As police departments increasingly implement body-worn cameras, the issue of failing to turn them on has also arisen. Actions have been introduced and viewed in the courts brought up by unions in such case of the ‘Boston Police Union’. As cameras become more of the standard, officers voiced possible apprehensions of department supervisors and uses as a way of the conduct review. As of July 2017, only 10% of police shooting fatalities in the U.S. had been recorded by body-worn videos for that year. Various other investigations have found shockingly low numbers of footage recorded as compared to the amount of time officers were on duty. Studies show acceptance of the relatively new technology by officers is a problem where privacy is concerned. There are fears that the body-worn cameras may capture private conversations and result in the unintended footage being used in court or for corrective action by superiors. Other factors that lead to low use have been shown to be based on officer demographics such as the officers age, gender, or years of service.
Another concern for law enforcement is storage costs.

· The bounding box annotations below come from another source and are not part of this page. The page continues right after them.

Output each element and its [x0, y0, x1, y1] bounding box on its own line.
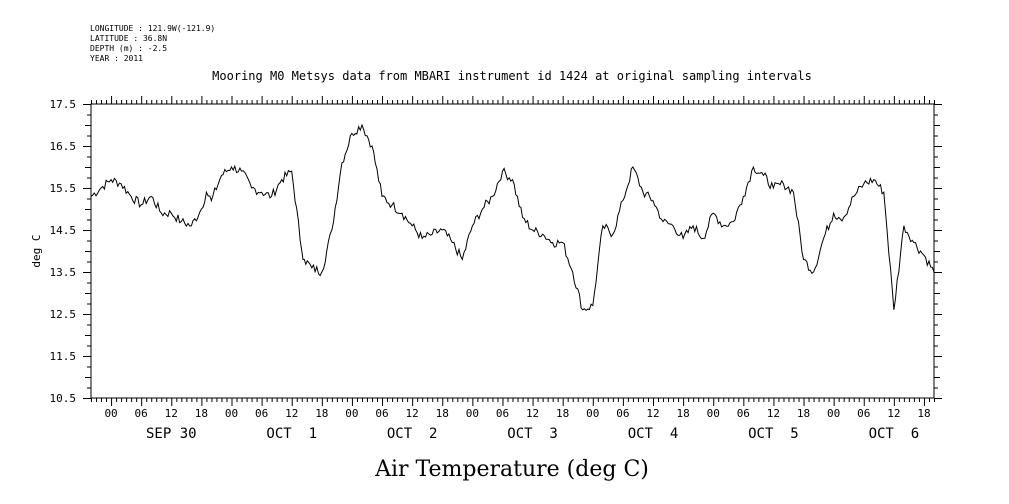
day-labels: SEP 30 OCT 1 OCT 2 OCT 3 OCT 4 OCT 5 OCT 6: [146, 426, 919, 442]
x-tick-labels: 00 06 12 18 00 06 12 18 00 06 12 18 00 06 12 18 00 06 12 18…: [104, 407, 930, 420]
x-tick-label: 12: [406, 407, 419, 420]
y-tick-labels: 10.5 11.5 12.5 13.5 14.5 15.5 16.5 17.5: [50, 98, 77, 405]
x-axis-title: Air Temperature (deg C): [374, 457, 649, 482]
x-tick-label: 00: [345, 407, 358, 420]
latitude-label: LATITUDE : 36.8N: [90, 34, 167, 43]
x-tick-label: 12: [767, 407, 780, 420]
day-label: OCT 3: [507, 426, 558, 442]
x-tick-label: 12: [526, 407, 539, 420]
x-tick-label: 18: [436, 407, 449, 420]
x-tick-label: 00: [586, 407, 599, 420]
series-line: [90, 123, 935, 312]
x-tick-label: 18: [315, 407, 328, 420]
y-tick-label: 11.5: [50, 350, 77, 363]
x-tick-label: 00: [707, 407, 720, 420]
x-tick-label: 06: [496, 407, 509, 420]
chart-title: Mooring M0 Metsys data from MBARI instru…: [212, 69, 812, 83]
day-label: OCT 4: [628, 426, 679, 442]
y-tick-label: 17.5: [50, 98, 77, 111]
day-label: SEP 30: [146, 426, 197, 442]
x-tick-label: 12: [165, 407, 178, 420]
x-tick-label: 00: [466, 407, 479, 420]
year-label: YEAR : 2011: [90, 54, 143, 63]
x-tick-label: 00: [225, 407, 238, 420]
x-tick-label: 06: [255, 407, 268, 420]
x-tick-label: 06: [135, 407, 148, 420]
x-tick-label: 12: [646, 407, 659, 420]
y-tick-label: 12.5: [50, 308, 77, 321]
day-label: OCT 5: [748, 426, 799, 442]
day-label: OCT 6: [869, 426, 920, 442]
y-axis-label: deg C: [30, 234, 43, 267]
day-label: OCT 1: [266, 426, 317, 442]
x-tick-label: 06: [616, 407, 629, 420]
x-tick-label: 18: [556, 407, 569, 420]
x-tick-label: 00: [104, 407, 117, 420]
y-tick-label: 15.5: [50, 182, 77, 195]
x-tick-label: 06: [857, 407, 870, 420]
x-tick-label: 18: [195, 407, 208, 420]
x-tick-label: 12: [887, 407, 900, 420]
x-tick-label: 06: [375, 407, 388, 420]
x-tick-label: 18: [797, 407, 810, 420]
plot-frame: [90, 103, 935, 399]
x-tick-label: 18: [676, 407, 689, 420]
x-tick-label: 00: [827, 407, 840, 420]
x-tick-label: 18: [917, 407, 930, 420]
axis-ticks: [83, 96, 942, 406]
longitude-label: LONGITUDE : 121.9W(-121.9): [90, 24, 215, 33]
y-tick-label: 13.5: [50, 266, 77, 279]
day-label: OCT 2: [387, 426, 438, 442]
y-tick-label: 14.5: [50, 224, 77, 237]
depth-label: DEPTH (m) : -2.5: [90, 44, 167, 53]
x-tick-label: 06: [737, 407, 750, 420]
x-tick-label: 12: [285, 407, 298, 420]
y-tick-label: 16.5: [50, 140, 77, 153]
y-tick-label: 10.5: [50, 392, 77, 405]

With many state and local police departments in the U.S. purchasing body-cameras for their officers, storage of the videos is becoming an obstacle. Because departments in larger cities can generate body cam footage in excess of 10,000 hours a week, some of these agencies are utilizing cloud-based high-volume storage facilities.

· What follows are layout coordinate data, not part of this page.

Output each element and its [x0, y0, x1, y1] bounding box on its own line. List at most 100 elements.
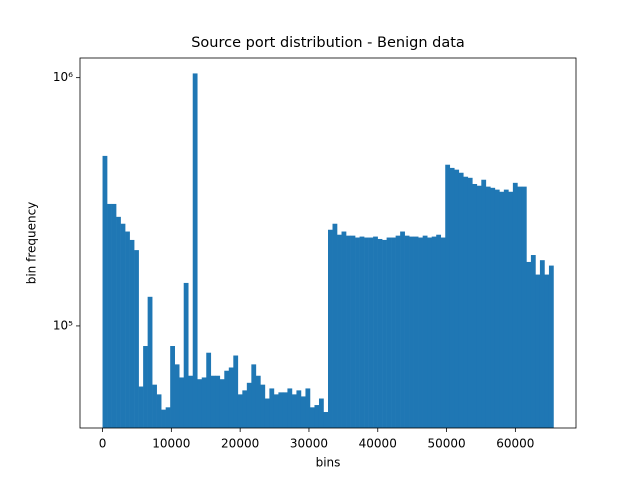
- bar: [346, 235, 351, 428]
- bar: [548, 265, 554, 428]
- bar: [328, 229, 333, 428]
- x-tick-label: 0: [99, 437, 107, 451]
- bar: [138, 386, 144, 428]
- bar: [120, 223, 126, 428]
- y-axis-label: bin frequency: [25, 202, 39, 285]
- bar: [544, 274, 550, 428]
- bar: [264, 398, 270, 428]
- bar: [201, 377, 207, 428]
- bar: [539, 260, 545, 428]
- bar: [165, 407, 171, 428]
- bar: [152, 384, 157, 428]
- bar: [111, 203, 117, 428]
- bar: [422, 235, 428, 428]
- bar: [116, 216, 121, 428]
- bar: [161, 409, 166, 428]
- bar: [458, 172, 464, 428]
- bar: [490, 187, 496, 428]
- x-tick-label: 50000: [427, 437, 465, 451]
- bar: [400, 231, 405, 428]
- bar: [246, 382, 252, 428]
- bar: [323, 412, 329, 428]
- bar: [508, 191, 514, 428]
- bar: [404, 235, 410, 428]
- bar: [427, 237, 433, 428]
- bar: [273, 394, 279, 428]
- x-tick-label: 60000: [496, 437, 534, 451]
- plot-frame: [79, 57, 577, 429]
- bar: [318, 398, 324, 428]
- bar: [134, 250, 139, 428]
- bar: [233, 355, 239, 428]
- bar: [409, 236, 414, 428]
- bar: [224, 370, 230, 428]
- bar: [386, 237, 392, 428]
- bar: [431, 236, 437, 428]
- chart-title: Source port distribution - Benign data: [191, 35, 465, 51]
- bar: [300, 396, 306, 428]
- bar: [125, 231, 130, 428]
- x-tick-label: 20000: [221, 437, 259, 451]
- bar: [282, 392, 288, 428]
- bar: [377, 238, 383, 428]
- bar: [143, 346, 148, 428]
- x-axis-label: bins: [316, 456, 341, 470]
- x-tick-label: 30000: [290, 437, 328, 451]
- bar: [485, 186, 491, 428]
- bar: [436, 234, 442, 428]
- bar: [499, 191, 505, 428]
- bar: [228, 367, 234, 428]
- bar: [467, 177, 473, 428]
- bar: [215, 375, 221, 428]
- bar: [517, 186, 523, 428]
- bar: [503, 189, 509, 428]
- bar: [368, 237, 374, 428]
- bar: [188, 375, 194, 428]
- x-tick-label: 10000: [152, 437, 190, 451]
- bar: [170, 346, 175, 428]
- bar: [341, 231, 347, 428]
- bar: [481, 179, 487, 428]
- bar: [449, 167, 455, 428]
- bar: [382, 239, 387, 428]
- bar: [287, 388, 293, 428]
- bar: [309, 407, 315, 428]
- bar: [364, 237, 369, 428]
- bar: [219, 379, 225, 428]
- bar: [395, 235, 401, 428]
- y-tick-label: 10⁶: [53, 70, 73, 84]
- bar: [418, 237, 423, 428]
- bar: [391, 237, 396, 428]
- bar: [197, 379, 203, 428]
- bar: [102, 155, 108, 429]
- bar: [526, 261, 532, 428]
- bar: [472, 183, 478, 428]
- bar: [296, 390, 302, 428]
- bar: [147, 296, 153, 428]
- bar: [156, 394, 162, 428]
- bar: [210, 375, 216, 428]
- bar: [237, 394, 243, 428]
- bar: [350, 235, 356, 428]
- bar: [179, 377, 185, 428]
- bar: [413, 236, 419, 428]
- bar: [355, 237, 360, 428]
- bar: [242, 390, 248, 428]
- bar: [454, 169, 460, 429]
- bar: [206, 352, 212, 428]
- bar: [260, 384, 266, 428]
- bar: [445, 164, 451, 429]
- x-tick-label: 40000: [359, 437, 397, 451]
- bar: [129, 239, 135, 428]
- y-tick-label: 10⁵: [53, 318, 73, 332]
- bar: [192, 73, 198, 429]
- bar: [463, 176, 469, 428]
- bar: [337, 234, 342, 428]
- bar: [174, 364, 180, 428]
- bar: [359, 236, 365, 428]
- bar: [512, 182, 518, 428]
- bar: [373, 236, 378, 428]
- bar: [251, 364, 257, 428]
- bar: [183, 282, 189, 428]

Although this equipment has benefits in certain situations, the advent of large-scale data collection concerns, combined with facial recognition and other technologies capable of interpreting videos in bulk, means that any use of such cameras potentially creates a means of tracking much of the population at any time or place where other people may go.
In policing, every police officer wearing this technology could become a "roving surveillance camera" and with facial recognition technology, this could become a huge impact on people's everyday lives, especially those with any slight resemblance to a wanted fugitive or terrorist. This can lead to not only an increase in police harassment cases but racial bias cases as well. There are also issues concerning party consent laws. In the context of recording, the biggest issues arise from whether consent from one or all parties is required before recording a conversation or interaction. Federal and individual states have varying statutes regarding consent laws. The nature of police work has officers interacting with the public during their most vulnerable moments, such as those in the hospital, or domestic violence cases, as well as a threat of people not coming forward with tips for fear of being recorded. And in terms of the police officer's private contexts, they may forget to turn off cameras in the bathroom or in private conversations. These situations should be considered as the technology is developed further and the use of it is becoming more saturated. Departments will need to work with advocacy groups like the American Civil Liberties Union to develop policies that balance citizen's Fourth Amendment rights with the public's desire for transparency.